また、母親は’13年の4月に一度、生活保護の受給の可否を市役所に問い合わせているのですが、『面会記録票』を見る限りでは、市の担当者が母親の話をまともに取り合っていなかったと思われます。生活保護が受けられていれば、あるいは家賃の減額制度を知っていれば、娘を手にかけるようなことはなかったはずです」(「千葉県生活と健康を守る会連合会」妹尾七重会長)
この一件だけではない。’13年5月には大阪市北区のマンションで28歳の母親と3歳の息子が餓死しているのが発見された。預金残高は数十円だった。また、’14年3月にはJR新大阪駅で、生活に困窮していた母親が1歳の女児を置き去りにするという事件も起きている。

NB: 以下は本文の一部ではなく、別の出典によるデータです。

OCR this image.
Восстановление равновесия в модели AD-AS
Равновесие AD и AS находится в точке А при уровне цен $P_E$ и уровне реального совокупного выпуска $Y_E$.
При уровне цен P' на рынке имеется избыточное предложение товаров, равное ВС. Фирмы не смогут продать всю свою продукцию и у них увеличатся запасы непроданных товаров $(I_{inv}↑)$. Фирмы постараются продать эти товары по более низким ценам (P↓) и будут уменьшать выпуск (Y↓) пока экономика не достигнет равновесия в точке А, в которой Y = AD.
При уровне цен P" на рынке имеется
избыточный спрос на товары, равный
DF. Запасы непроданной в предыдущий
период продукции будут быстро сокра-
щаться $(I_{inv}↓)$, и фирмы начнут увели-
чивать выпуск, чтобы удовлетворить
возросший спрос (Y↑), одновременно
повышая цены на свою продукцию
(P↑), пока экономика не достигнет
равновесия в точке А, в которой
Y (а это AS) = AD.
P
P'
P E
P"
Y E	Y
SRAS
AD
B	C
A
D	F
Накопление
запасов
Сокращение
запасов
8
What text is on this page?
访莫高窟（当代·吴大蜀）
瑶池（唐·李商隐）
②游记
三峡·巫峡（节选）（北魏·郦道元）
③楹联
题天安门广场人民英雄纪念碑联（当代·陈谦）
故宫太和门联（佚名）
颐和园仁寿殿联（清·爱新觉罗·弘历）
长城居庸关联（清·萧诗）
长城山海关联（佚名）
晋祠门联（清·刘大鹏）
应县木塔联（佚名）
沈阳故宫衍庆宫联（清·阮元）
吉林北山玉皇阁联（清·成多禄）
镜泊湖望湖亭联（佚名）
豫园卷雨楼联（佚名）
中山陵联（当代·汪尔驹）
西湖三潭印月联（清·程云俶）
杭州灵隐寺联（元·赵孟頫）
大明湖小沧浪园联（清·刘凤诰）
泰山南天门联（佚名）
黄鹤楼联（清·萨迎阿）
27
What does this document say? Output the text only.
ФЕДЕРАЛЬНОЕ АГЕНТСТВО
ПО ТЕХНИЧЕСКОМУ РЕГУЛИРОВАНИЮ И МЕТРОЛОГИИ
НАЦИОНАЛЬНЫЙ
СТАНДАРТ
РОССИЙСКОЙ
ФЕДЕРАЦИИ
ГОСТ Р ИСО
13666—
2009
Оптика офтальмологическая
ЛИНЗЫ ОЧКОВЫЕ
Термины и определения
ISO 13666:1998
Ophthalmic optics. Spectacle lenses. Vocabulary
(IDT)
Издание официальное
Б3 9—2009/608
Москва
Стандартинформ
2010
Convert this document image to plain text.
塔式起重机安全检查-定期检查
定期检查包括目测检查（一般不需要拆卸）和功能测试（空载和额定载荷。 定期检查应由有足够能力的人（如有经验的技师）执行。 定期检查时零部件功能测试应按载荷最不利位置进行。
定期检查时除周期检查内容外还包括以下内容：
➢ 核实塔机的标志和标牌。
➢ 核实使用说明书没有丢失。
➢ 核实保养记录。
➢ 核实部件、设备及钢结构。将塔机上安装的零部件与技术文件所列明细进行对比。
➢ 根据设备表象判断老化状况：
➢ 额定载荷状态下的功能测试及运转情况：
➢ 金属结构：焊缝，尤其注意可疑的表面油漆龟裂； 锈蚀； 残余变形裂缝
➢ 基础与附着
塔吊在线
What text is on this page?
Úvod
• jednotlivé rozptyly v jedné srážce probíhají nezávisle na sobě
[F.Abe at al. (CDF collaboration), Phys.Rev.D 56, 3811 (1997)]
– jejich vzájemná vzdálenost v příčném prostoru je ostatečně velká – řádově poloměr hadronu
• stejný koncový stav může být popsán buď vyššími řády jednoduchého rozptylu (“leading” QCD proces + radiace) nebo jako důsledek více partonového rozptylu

前出の藤田氏は、こうした痛ましい事件をなくすためにも、母子家庭の支援制度をもっと充実させる必要があると言う。
「貧困対策の制度はある程度用意されていますが、それを利用するハードルは非常に高い。財政難から、生活保護の申請を出来るだけ受け付けないようにしようという自治体も増えています。たとえば福祉事務所の窓口に相談に行っても『なんで離婚したの』『もう少し働けるでしょ』などと責められることがある。
また、安倍政権発足以降、生活保護の支給額が従来より低く見直される傾向にあります。そもそも『もう限界だ』という状態だから相談に来ているのに、そこで追い返されれば途方に暮れるしかなくなります。シングルマザーは、社会の中でも特に立場の弱い人たちです。その人たちに救いの手を伸ばさない世の中でいいのか、と疑問に思います」
3歳の子を持つ20代後半の女性(兵庫県在住)は、本誌の取材にこんな心情を明かしてくれた。
「出産から1年が経った頃に県内の福祉事務所に生活保護の相談に行くと、『苦しい生活になることが分かっているのに、なんで子供を堕ろさなかったんですか』と言われました。悔しくても、言い返せなかった。自分が悪かったのかなって思ってしまって……。それ以来、子育ては苦しみばかりで、この子がいるから私は貧しいんだと思うようになってしまった。この子もこれから苦しい生活をするぐらいなら、と、そんなことを考えてしまうことがあるんです」
「働くお母さん」が自活できない格差社会――。これがいまの日本の、偽らざる姿だ。